と歌いながら持ってきたのは、ホールケーキ。

上に載っているチョコのプレートには『もも“10歳の誕生日おめでとう”』と書いてあった。

「?·····」
「俺が作ったんだよ」

自慢げに言う青葉。

今までは料理をする時間がなかっただけで、元々料理が好きだった青葉。

桃子が来てからというもの、桃子のご飯を作るため、メキメキと料理の腕を上げていった。

そして今回は桃子のためにケーキを作り上げたのだ。

青葉が作ったケーキを食べながら、みんなは誕生日プレゼントを桃子に渡す。

4人は悩みに悩んで選んだ。

10歳になる女の子は何が欲しいのか、色々調べ得た結果·····


黒神はぬいぐるみ
白洲はくし、ヘアクリップ、ヘアゴムセット
赤宮はゲーム機
青葉はお絵描きセット

を綺麗に包んだ状態で桃子に渡した。


「·····」

桃子はプレゼントを見て黙ってしまった。

そして黒神達の方を向いて首を傾げた。

「誕生日プレゼントだ」

黒神が教えてあげる

「誕生日·····プレゼント?」

桃子は誕生日に一度もプレゼントをもらったことがなかった。

そのため、誕生日にプレゼントをもらえることを知らなかった。

「そうだ。

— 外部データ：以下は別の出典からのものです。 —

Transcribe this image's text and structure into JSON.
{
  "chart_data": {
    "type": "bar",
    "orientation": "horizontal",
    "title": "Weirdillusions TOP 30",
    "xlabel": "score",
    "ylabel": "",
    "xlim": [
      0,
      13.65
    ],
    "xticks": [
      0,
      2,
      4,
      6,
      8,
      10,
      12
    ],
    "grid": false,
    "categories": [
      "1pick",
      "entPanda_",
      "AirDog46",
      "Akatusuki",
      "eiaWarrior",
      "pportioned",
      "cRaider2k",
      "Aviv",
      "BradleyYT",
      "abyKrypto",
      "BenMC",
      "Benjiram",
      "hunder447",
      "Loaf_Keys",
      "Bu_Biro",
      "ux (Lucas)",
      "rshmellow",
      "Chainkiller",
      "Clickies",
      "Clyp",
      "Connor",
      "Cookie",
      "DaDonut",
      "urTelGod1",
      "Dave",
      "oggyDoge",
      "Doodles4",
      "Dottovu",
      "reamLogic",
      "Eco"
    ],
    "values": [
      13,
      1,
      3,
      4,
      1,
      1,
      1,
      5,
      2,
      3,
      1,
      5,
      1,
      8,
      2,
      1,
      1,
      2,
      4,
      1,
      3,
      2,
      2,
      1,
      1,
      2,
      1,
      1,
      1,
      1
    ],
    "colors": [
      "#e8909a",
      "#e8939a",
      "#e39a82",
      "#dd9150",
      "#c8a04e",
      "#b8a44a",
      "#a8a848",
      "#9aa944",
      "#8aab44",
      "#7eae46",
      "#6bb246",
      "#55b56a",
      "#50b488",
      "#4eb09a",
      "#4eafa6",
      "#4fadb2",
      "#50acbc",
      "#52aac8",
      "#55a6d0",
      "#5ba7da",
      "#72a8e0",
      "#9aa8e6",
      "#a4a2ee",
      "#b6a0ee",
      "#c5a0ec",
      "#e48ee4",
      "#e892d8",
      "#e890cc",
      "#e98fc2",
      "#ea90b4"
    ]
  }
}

受け取ってくれるか?」
「·····うん!ありがとう!」


『“大嫌い”』な誕生日が

『“大好き”』な誕生日に変わっていく瞬間。


この日は桃子にとって、忘れられない1日となったに違いない。


桃子の誕生日以降、桃子はちゃんと喋るようになった。

喋ってくれるのが嬉しくてみんなは桃子といろんな話をするようになった。

そしてついにみんなのことをあだ名で呼ぶようになった。

白洲零のことを「しーちゃん」
赤宮幸助のことを「みーや」
青葉健人を「あおちゃん」
そして黒神蓮を「れんくん」と呼ぶ。


「何それ·····」

「めっちゃ可愛い!俺みーや?俺だけ呼び捨てか!いいな!」

と赤宮は嬉しそうに桃子の頭をワシャワシャ撫でる。

「しーちゃんか、初めて言われたな」

「あおちゃん、小さい頃のあだ名·····」

白洲も青葉も独り言のように呟いていた。
  
そして部下達は黒神のことを『れんくん』と呼ぶことに最初こそヒヤヒヤしていたが、黒神は怒ったり、治すように指摘をしなかった。

むしろ自分だけ名前で特別感があって喜んでいた。
その様子を見て部下達はホッとする。